Originally, our plan was to visit France on a search for the best cotton moleskin possible for some upcoming outerwear, but then, an idea. Those mountains. Chamonix! Why not? We arrive first in Geneva one bright Saturday morning. Our air freshener-doused hire car zipping past adverts for luxury watches, luxury chocolate, luxury banking and luxury wellness centres... for when all of that luxury gets a bit much. Cows in fields and the rolling green start of the mountains that will come to define our trip. A Milka chocolate bar wrapper scene of gentle alpine bliss. Springstein on the speakers ('Dancing in the Dark' in case you were wondering) and the windows down (at least a bit), the pine forests a smothered mosaic of orange, red and emerald as we blur along the wide open A40 towards the snowy peaks rising in the distance. 

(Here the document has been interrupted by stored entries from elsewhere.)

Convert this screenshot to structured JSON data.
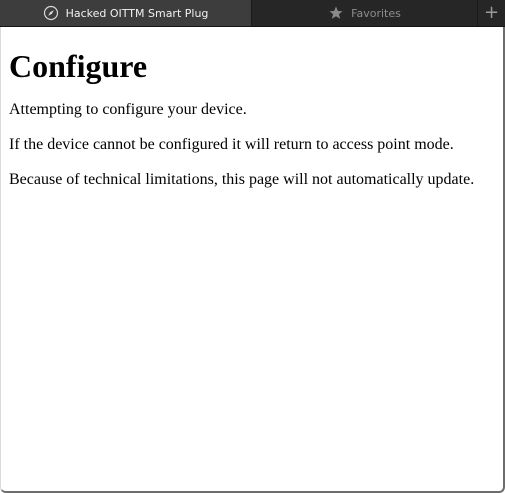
{
  "browser": {
    "tabs": [
      {
        "title": "Hacked OITTM Smart Plug",
        "icon": "compass-icon",
        "active": true
      },
      {
        "title": "Favorites",
        "icon": "star-icon",
        "active": false
      }
    ],
    "new_tab_label": "+"
  },
  "page": {
    "heading": "Configure",
    "paragraphs": [
      "Attempting to configure your device.",
      "If the device cannot be configured it will return to access point mode.",
      "Because of technical limitations, this page will not automatically update."
    ]
  },
  "colors": {
    "tabbar_background": "#2b2b2b",
    "active_tab_background": "#3d3d3d",
    "page_background": "#ffffff",
    "text": "#000000"
  }
}
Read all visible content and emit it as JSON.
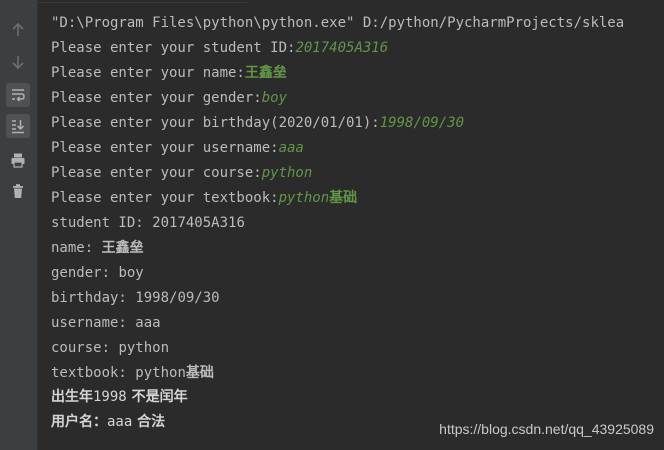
{
  "toolbar": {
    "buttons": [
      {
        "name": "up-arrow-icon",
        "active": false
      },
      {
        "name": "down-arrow-icon",
        "active": false
      },
      {
        "name": "soft-wrap-icon",
        "active": true
      },
      {
        "name": "scroll-to-end-icon",
        "active": true
      },
      {
        "name": "print-icon",
        "active": false
      },
      {
        "name": "trash-icon",
        "active": false
      }
    ]
  },
  "console": {
    "command": "\"D:\\Program Files\\python\\python.exe\" D:/python/PycharmProjects/sklea",
    "prompts": [
      {
        "prompt": "Please enter your student ID:",
        "input": "2017405A316"
      },
      {
        "prompt": "Please enter your name:",
        "input": "王鑫垒"
      },
      {
        "prompt": "Please enter your gender:",
        "input": "boy"
      },
      {
        "prompt": "Please enter your birthday(2020/01/01):",
        "input": "1998/09/30"
      },
      {
        "prompt": "Please enter your username:",
        "input": "aaa"
      },
      {
        "prompt": "Please enter your course:",
        "input": "python"
      },
      {
        "prompt": "Please enter your textbook:",
        "input_latin": "python",
        "input_cjk": "基础"
      }
    ],
    "outputs": [
      {
        "label": "student ID: ",
        "value": "2017405A316"
      },
      {
        "label": "name: ",
        "value": "王鑫垒"
      },
      {
        "label": "gender: ",
        "value": "boy"
      },
      {
        "label": "birthday: ",
        "value": "1998/09/30"
      },
      {
        "label": "username: ",
        "value": "aaa"
      },
      {
        "label": "course: ",
        "value": "python"
      },
      {
        "label": "textbook: ",
        "value_latin": "python",
        "value_cjk": "基础"
      }
    ],
    "summary": {
      "birth_label": "出生年",
      "birth_year": "1998",
      "leap_text": " 不是闰年",
      "user_label": "用户名：",
      "user_value": "aaa",
      "valid_text": " 合法"
    }
  },
  "watermark": "https://blog.csdn.net/qq_43925089",
  "colors": {
    "background": "#2b2b2b",
    "gutter": "#3c3f41",
    "text": "#bbbbbb",
    "user_input": "#619647"
  }
}
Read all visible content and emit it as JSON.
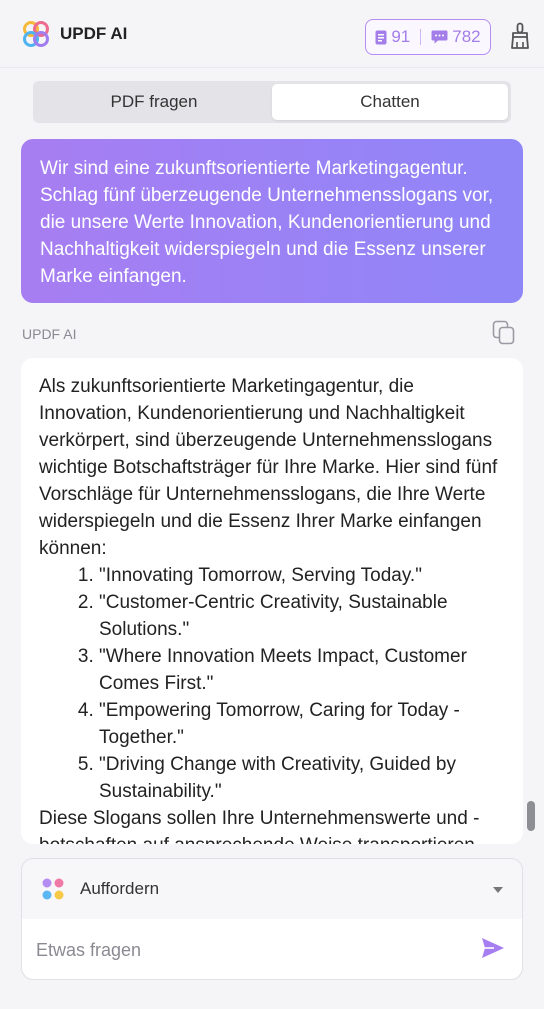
{
  "header": {
    "app_title": "UPDF AI",
    "pdf_count": "91",
    "chat_count": "782",
    "accent_color": "#a37ee8"
  },
  "tabs": [
    {
      "label": "PDF fragen",
      "active": false
    },
    {
      "label": "Chatten",
      "active": true
    }
  ],
  "user_message": "Wir sind eine zukunftsorientierte Marketingagentur. Schlag fünf überzeugende Unternehmensslogans vor, die unsere Werte Innovation, Kundenorientierung und Nachhaltigkeit widerspiegeln und die Essenz unserer Marke einfangen.",
  "ai_response": {
    "sender": "UPDF AI",
    "intro": "Als zukunftsorientierte Marketingagentur, die Innovation, Kundenorientierung und Nachhaltigkeit verkörpert, sind überzeugende Unternehmensslogans wichtige Botschaftsträger für Ihre Marke. Hier sind fünf Vorschläge für Unternehmensslogans, die Ihre Werte widerspiegeln und die Essenz Ihrer Marke einfangen können:",
    "slogans": [
      "\"Innovating Tomorrow, Serving Today.\"",
      "\"Customer-Centric Creativity, Sustainable Solutions.\"",
      "\"Where Innovation Meets Impact, Customer Comes First.\"",
      "\"Empowering Tomorrow, Caring for Today - Together.\"",
      "\"Driving Change with Creativity, Guided by Sustainability.\""
    ],
    "outro": "Diese Slogans sollen Ihre Unternehmenswerte und -botschaften auf ansprechende Weise transportieren."
  },
  "composer": {
    "prompt_label": "Auffordern",
    "input_placeholder": "Etwas fragen",
    "input_value": ""
  },
  "icons": {
    "logo": "updf-logo-icon",
    "pdf": "document-icon",
    "chat": "chat-bubble-icon",
    "clean": "broom-icon",
    "copy": "copy-icon",
    "prompt": "four-dots-icon",
    "dropdown": "caret-down-icon",
    "send": "send-icon"
  }
}
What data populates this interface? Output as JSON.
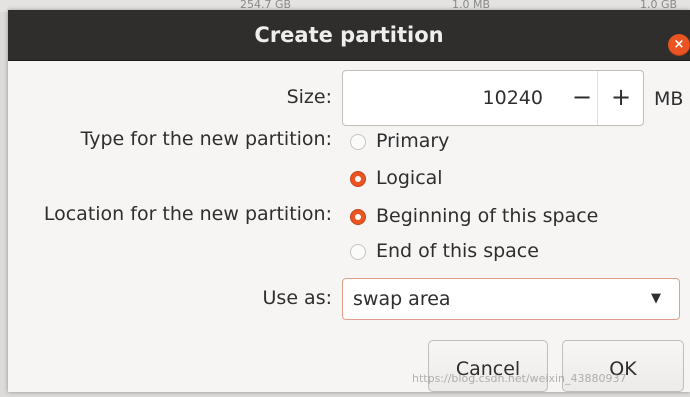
{
  "background": {
    "left_text": "254.7 GB",
    "mid_text": "1.0 MB",
    "right_text": "1.0 GB"
  },
  "dialog": {
    "title": "Create partition",
    "close_glyph": "×"
  },
  "size": {
    "label": "Size:",
    "value": "10240",
    "decrement_glyph": "−",
    "increment_glyph": "+",
    "unit": "MB"
  },
  "type": {
    "label": "Type for the new partition:",
    "options": [
      {
        "label": "Primary",
        "selected": false
      },
      {
        "label": "Logical",
        "selected": true
      }
    ]
  },
  "location": {
    "label": "Location for the new partition:",
    "options": [
      {
        "label": "Beginning of this space",
        "selected": true
      },
      {
        "label": "End of this space",
        "selected": false
      }
    ]
  },
  "use_as": {
    "label": "Use as:",
    "value": "swap area",
    "arrow_glyph": "▼"
  },
  "buttons": {
    "cancel": "Cancel",
    "ok": "OK"
  },
  "watermark": "https://blog.csdn.net/weixin_43880937",
  "colors": {
    "accent": "#e95420",
    "titlebar": "#302e2c",
    "dialog_bg": "#f6f5f4"
  }
}
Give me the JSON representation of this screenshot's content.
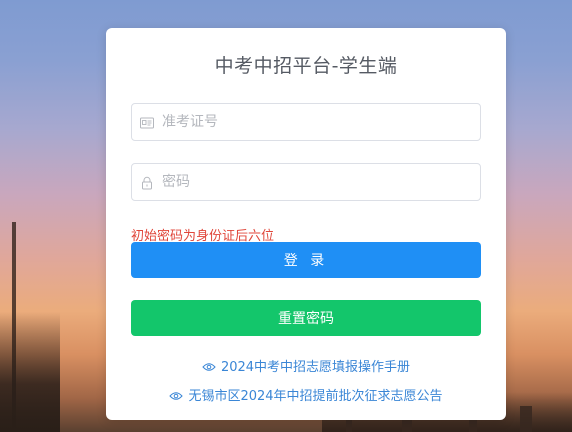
{
  "app": {
    "title": "中考中招平台-学生端"
  },
  "form": {
    "exam_id_placeholder": "准考证号",
    "password_placeholder": "密码",
    "hint": "初始密码为身份证后六位",
    "login_label": "登 录",
    "reset_label": "重置密码"
  },
  "links": [
    {
      "label": "2024中考中招志愿填报操作手册",
      "icon": "eye-icon"
    },
    {
      "label": "无锡市区2024年中招提前批次征求志愿公告",
      "icon": "eye-icon"
    }
  ],
  "colors": {
    "login_button": "#1f8ff5",
    "reset_button": "#13c66b",
    "hint_text": "#e0463a",
    "link_text": "#3a86d6"
  }
}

We might have left the crampons and ice picks at home, but a sort of cosmic law decrees that if you come here you have to go up one of those mountains, which is how, after a breakfast of homemade pain aux raisins and jet fuel strength coffee at Hameau Albert, a lovely alpine lodge with an indoor-to-outdoor swimming pool that faces out towards the valley, we wrap up and head out into the navy half-light for the first cable car of the day. Breath rising up as we stomp along empty pavements. Hanging on the hotel’s walls are multiple period paintings of the first ascent of Mont Blanc when, in August of 1786, Jacques Balmat, an eccentric crystal and chamois hunter, and Michel Paccard, a local doctor, scaled its peak with little more than leather boots (Vibram  soles were still a few years away), some bread and a lot of brandy. Afterwards, Balmat is quoted as saying. ”I had reached the goal where no one had as yet been. Not even the eagle nor the chamois.”

Thankfully, modern mechanical engineering and taped coat seams allow us to chart part of their history-making course in relative comfort, a few nervy jolts of the cable car hanging thousands of feet in the air aside. On L'Aiguille du Midi, 12,602 feet up, we see the needles at eye level, a vast and still sea of monolithic stone spires. It must have been quite a sight for two 18th century thrill seekers juiced up on homemade cognac and altitude. There are no eagles, nor chamois, but there are alpine choughs, little black birds that lazily dip through the chilly sky. Along the spine of a mountain below, climbers trudge in single file, small dark blots in warm coats against the brilliant white of fresh winter snow. Chamonix is all the way down there. After a pitstop at Bar Plan de L’Aiguille, we make plans for lunch and dinner… and lunch the next day. Some raclette, good bread, a glass of local Savoie wine and maybe a Chartreuse to finish.

It is, we all agree, exactly what Balmat and Paccard would have wanted us to do.